Each of which raised many questions that I am assuming will be handled later in the books, but a few immediate thoughts on what I read:
Wayne Booth, a prominent literary studies critic, is quoted in Herrick as saying that rhetoric holds "entire dominion over all verbal pursuits. Logic, dialectic, grammar, philosophy, history, poetry, all are rhetoric." Then, what form of expressions, exactly, aren't rhetoric? I understand a rock isn't rhetoric, but when I start expressing thoughts about the rock in some way, talking about it, photographing it, classifying it, stacking it in a particular way, etc., then that is all rhetoric, right? What about a list of random words, or numbers, is that rhetorical in some way, because I am expressing the randomness of it all, and that there is such a thing as randomness (because order is a human construction) and giving rhetorical order by such nonorder? If everything we express is rhetoric, that seems sort of limiting to talk about, so I'm looking for ideas about where the line gets drawn, at least from Booth's perspective (and that of others who similarly propose a very large tent for this field).
Herrick also argues that rhetoric is "response-inviting." This seems contrary to much of the political speech I think about, intended to either be so vague as meaningless or so coded as to mean certain specific things to certain special interest groups or meant to present a defensible position, but I just don't think of rhetoric as always promoting interaction. Propaganda, for example, would have to be rhetoric, and I don't think of it as particularly welcoming to debate. I like the idea of rhetoric and its soulmate argumentation inducing more speech, but to imply that it "is" response-inviting seems a bit broad to me. Am I wrong?
On a related subject, in Herrick's section about rhetoric as community building, I wondered if the wedge tactics employed so skillfully by both major political parties today aren't the dysfunctional side of this coin that will lead to our country's, and our community's, ruin. We keep splitting ourselves up into binary issues, focusing incessantly on how we are different more than we are alike, and that might work for politicians trying to degrade the ethos of their opponents, but I think it is clearly tearing us down as a nation. If we are always voting for the least worst option, then we are never voting for the best option, and I think the worst of rhetoric -- neo-sophists? -- is at the heart of that characterization.
Bizzell and Herzberg, by the way, offer the all-important "canons" of rhetoric as:
1. Invention
2. Arrangement
3. Style
4. Memory
5. Delivery
Which made me think there must be a better arrangement of that, at least in terms of an anagram.
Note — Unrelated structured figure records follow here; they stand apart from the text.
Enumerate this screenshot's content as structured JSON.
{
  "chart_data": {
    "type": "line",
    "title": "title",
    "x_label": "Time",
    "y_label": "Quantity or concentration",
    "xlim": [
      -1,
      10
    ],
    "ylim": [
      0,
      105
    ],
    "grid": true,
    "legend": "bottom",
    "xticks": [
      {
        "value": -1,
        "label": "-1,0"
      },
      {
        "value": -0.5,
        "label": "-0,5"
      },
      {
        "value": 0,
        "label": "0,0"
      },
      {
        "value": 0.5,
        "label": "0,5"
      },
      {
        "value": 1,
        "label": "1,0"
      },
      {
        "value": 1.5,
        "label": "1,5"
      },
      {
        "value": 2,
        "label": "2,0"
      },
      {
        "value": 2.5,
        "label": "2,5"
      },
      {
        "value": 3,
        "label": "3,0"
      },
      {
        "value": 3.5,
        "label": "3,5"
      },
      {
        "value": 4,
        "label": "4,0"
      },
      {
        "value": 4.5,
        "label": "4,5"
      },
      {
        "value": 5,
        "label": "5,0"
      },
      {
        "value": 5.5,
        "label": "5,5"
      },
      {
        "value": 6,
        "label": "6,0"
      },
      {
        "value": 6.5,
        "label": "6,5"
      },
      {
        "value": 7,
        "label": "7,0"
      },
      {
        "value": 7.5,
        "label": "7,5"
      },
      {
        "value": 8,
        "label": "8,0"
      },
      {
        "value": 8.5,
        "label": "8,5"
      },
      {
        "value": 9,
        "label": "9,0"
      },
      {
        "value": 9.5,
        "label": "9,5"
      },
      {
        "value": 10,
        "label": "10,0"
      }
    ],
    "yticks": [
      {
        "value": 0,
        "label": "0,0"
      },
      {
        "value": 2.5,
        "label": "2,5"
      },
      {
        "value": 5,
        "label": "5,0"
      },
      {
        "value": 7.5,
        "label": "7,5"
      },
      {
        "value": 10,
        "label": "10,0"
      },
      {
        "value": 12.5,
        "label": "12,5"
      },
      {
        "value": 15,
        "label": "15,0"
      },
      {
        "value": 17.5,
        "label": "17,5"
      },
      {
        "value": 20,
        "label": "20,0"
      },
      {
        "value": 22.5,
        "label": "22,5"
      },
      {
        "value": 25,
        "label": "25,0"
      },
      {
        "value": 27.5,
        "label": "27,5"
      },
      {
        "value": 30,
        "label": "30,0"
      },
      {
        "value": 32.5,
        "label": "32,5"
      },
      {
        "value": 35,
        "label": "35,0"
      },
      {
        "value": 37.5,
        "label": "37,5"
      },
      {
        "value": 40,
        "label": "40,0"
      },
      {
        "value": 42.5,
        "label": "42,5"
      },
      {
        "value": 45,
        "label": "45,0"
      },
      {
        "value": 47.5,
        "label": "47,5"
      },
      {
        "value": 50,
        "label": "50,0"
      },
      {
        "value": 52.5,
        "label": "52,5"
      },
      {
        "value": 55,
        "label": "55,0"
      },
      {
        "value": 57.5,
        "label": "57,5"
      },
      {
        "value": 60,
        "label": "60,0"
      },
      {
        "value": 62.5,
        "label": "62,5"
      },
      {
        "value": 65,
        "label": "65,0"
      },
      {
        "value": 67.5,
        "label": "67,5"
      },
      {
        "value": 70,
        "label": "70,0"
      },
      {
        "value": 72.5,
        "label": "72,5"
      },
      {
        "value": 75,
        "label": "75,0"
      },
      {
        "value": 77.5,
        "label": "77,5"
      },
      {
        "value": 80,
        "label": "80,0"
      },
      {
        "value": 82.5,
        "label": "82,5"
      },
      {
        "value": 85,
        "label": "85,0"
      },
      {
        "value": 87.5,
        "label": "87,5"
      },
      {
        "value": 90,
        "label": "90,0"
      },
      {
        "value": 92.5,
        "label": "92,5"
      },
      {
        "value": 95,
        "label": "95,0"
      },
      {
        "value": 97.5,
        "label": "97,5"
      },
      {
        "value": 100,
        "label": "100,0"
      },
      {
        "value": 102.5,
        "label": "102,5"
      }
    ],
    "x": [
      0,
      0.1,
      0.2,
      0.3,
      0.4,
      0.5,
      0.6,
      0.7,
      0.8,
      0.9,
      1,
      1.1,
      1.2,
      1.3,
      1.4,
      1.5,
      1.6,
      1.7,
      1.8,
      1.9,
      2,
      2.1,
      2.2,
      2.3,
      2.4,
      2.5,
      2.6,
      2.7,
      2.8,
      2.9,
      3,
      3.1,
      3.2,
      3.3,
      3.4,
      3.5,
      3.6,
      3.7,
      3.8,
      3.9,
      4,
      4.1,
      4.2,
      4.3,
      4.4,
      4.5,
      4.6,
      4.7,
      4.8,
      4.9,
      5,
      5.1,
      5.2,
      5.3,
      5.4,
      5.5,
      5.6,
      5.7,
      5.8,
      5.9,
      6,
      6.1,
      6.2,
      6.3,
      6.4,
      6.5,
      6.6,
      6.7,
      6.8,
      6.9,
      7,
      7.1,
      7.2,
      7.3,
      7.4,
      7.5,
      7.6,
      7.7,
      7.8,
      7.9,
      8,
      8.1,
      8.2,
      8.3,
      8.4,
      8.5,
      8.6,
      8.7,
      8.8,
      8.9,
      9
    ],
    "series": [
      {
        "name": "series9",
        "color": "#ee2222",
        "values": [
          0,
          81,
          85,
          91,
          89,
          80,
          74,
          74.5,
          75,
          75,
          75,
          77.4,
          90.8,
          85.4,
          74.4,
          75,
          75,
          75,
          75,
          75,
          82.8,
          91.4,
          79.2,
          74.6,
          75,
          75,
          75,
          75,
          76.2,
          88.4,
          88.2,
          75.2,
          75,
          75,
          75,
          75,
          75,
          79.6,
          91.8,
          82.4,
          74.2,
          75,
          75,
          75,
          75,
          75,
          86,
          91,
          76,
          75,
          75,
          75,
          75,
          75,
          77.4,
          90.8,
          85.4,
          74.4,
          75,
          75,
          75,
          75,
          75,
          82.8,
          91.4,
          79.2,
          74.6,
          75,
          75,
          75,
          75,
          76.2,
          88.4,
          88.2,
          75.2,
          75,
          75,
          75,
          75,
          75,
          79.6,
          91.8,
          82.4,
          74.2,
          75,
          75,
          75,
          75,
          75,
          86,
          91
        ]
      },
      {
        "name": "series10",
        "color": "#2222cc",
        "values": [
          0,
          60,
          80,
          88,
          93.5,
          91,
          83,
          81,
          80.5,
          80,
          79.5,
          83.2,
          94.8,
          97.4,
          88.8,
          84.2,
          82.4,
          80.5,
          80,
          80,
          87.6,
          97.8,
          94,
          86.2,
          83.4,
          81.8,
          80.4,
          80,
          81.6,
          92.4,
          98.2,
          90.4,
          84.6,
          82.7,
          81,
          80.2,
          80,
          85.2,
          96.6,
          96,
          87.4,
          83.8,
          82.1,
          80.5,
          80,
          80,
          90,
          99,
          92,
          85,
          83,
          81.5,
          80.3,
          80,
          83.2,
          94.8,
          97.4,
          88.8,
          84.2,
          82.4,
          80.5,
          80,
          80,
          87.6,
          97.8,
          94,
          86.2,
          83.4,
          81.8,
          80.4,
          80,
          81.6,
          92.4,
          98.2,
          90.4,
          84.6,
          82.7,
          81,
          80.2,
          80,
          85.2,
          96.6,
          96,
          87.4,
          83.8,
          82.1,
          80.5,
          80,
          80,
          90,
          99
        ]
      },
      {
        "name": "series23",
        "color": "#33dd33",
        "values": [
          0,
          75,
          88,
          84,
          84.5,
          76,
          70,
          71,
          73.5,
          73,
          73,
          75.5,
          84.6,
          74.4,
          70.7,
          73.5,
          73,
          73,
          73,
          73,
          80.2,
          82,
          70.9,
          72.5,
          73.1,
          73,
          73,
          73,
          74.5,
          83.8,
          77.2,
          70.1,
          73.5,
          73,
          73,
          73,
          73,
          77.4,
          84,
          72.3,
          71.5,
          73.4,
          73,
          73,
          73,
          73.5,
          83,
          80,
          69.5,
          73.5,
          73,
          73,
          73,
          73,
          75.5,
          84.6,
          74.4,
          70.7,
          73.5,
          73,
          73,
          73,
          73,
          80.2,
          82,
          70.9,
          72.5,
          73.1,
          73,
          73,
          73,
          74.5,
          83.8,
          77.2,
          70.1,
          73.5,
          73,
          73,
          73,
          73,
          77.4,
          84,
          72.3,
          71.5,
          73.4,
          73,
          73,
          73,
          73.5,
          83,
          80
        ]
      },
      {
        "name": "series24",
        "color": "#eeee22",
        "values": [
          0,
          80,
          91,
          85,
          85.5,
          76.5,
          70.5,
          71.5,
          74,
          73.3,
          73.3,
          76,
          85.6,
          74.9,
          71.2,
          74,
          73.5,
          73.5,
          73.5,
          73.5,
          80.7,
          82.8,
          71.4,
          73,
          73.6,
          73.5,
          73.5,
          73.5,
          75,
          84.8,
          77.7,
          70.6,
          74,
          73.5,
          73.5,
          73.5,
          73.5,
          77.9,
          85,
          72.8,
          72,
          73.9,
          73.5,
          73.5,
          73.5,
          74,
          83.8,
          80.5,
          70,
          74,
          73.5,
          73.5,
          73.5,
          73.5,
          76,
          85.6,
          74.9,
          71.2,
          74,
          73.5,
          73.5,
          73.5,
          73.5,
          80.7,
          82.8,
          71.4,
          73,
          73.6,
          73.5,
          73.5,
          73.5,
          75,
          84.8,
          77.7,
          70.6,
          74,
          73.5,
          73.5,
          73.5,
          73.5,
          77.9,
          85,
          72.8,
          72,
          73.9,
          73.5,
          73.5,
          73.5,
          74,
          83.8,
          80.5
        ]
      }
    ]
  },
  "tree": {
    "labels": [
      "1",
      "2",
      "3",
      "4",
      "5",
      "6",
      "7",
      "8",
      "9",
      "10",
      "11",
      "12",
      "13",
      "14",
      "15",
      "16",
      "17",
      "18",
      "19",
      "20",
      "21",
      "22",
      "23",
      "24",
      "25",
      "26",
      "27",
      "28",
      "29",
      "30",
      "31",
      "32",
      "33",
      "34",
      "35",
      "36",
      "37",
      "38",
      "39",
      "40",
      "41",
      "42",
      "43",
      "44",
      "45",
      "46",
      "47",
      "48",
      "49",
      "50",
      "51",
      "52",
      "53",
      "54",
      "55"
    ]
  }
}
So here are some options, courtesy of this
Internet anagram maker:
These are the MAIDS of rhetoric, keeping everything tidy.
MAD IS you who forgets the canons of rhetoric!
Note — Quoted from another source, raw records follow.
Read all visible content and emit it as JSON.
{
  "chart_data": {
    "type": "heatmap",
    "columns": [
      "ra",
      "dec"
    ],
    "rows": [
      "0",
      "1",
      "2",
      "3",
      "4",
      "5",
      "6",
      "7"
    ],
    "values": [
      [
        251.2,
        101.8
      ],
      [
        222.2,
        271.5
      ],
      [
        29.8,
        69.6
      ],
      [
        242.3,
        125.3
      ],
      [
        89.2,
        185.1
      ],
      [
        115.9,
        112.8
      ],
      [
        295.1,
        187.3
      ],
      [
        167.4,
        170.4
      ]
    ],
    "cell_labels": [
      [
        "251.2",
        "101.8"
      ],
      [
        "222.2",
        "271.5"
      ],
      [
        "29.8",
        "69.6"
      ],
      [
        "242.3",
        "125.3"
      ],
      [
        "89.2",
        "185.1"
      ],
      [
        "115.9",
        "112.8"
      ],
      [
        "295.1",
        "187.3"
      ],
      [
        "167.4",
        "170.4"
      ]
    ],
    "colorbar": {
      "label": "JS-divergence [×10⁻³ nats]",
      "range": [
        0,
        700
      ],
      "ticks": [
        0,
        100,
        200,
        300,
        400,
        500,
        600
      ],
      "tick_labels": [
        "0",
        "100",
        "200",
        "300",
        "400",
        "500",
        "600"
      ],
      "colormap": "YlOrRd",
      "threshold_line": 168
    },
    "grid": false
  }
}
DAM IS the word I say when I remember the canons, like, "Dam, I can remember those canons!"
AS DIM as I might be, I can remember the canons.
And so on ...
In terms of acronyms, by the way, I noticed someone in the MOO used ELP for Aristotle's three forms of persuasive appeal: Ethos, Logos, Pathos. So if I ever need ELP remembering that, ...
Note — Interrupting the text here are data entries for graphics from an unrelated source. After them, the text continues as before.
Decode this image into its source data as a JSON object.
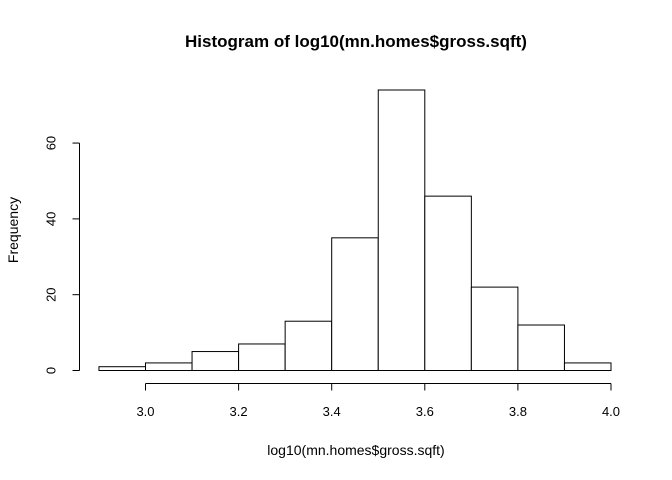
{
  "chart_data": {
    "type": "bar",
    "title": "Histogram of log10(mn.homes$gross.sqft)",
    "xlabel": "log10(mn.homes$gross.sqft)",
    "ylabel": "Frequency",
    "bins": [
      {
        "start": 2.9,
        "end": 3.0,
        "count": 1
      },
      {
        "start": 3.0,
        "end": 3.1,
        "count": 2
      },
      {
        "start": 3.1,
        "end": 3.2,
        "count": 5
      },
      {
        "start": 3.2,
        "end": 3.3,
        "count": 7
      },
      {
        "start": 3.3,
        "end": 3.4,
        "count": 13
      },
      {
        "start": 3.4,
        "end": 3.5,
        "count": 35
      },
      {
        "start": 3.5,
        "end": 3.6,
        "count": 74
      },
      {
        "start": 3.6,
        "end": 3.7,
        "count": 46
      },
      {
        "start": 3.7,
        "end": 3.8,
        "count": 22
      },
      {
        "start": 3.8,
        "end": 3.9,
        "count": 12
      },
      {
        "start": 3.9,
        "end": 4.0,
        "count": 2
      }
    ],
    "xlim": [
      2.9,
      4.0
    ],
    "ylim": [
      0,
      74
    ],
    "x_ticks": [
      "3.0",
      "3.2",
      "3.4",
      "3.6",
      "3.8",
      "4.0"
    ],
    "y_ticks": [
      "0",
      "20",
      "40",
      "60"
    ],
    "grid": false,
    "legend": "none",
    "colors": {
      "bar_fill": "#ffffff",
      "bar_stroke": "#000000"
    }
  }
}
One last side note. Herrick states that rhetor should be pronounced RAY-tor. This is the first time I have heard it described that way, and every time I have heard someone pronounce it, they have said rhet-OR, or RHET-or, but never RAY-tor. If rhetoric is pronounced rhet..., then why would it be RAY, or should it be RAY-tor-ic? Help! I don't want to be the one dumb guy at a conference who keeps mispronouncing a core term of the field.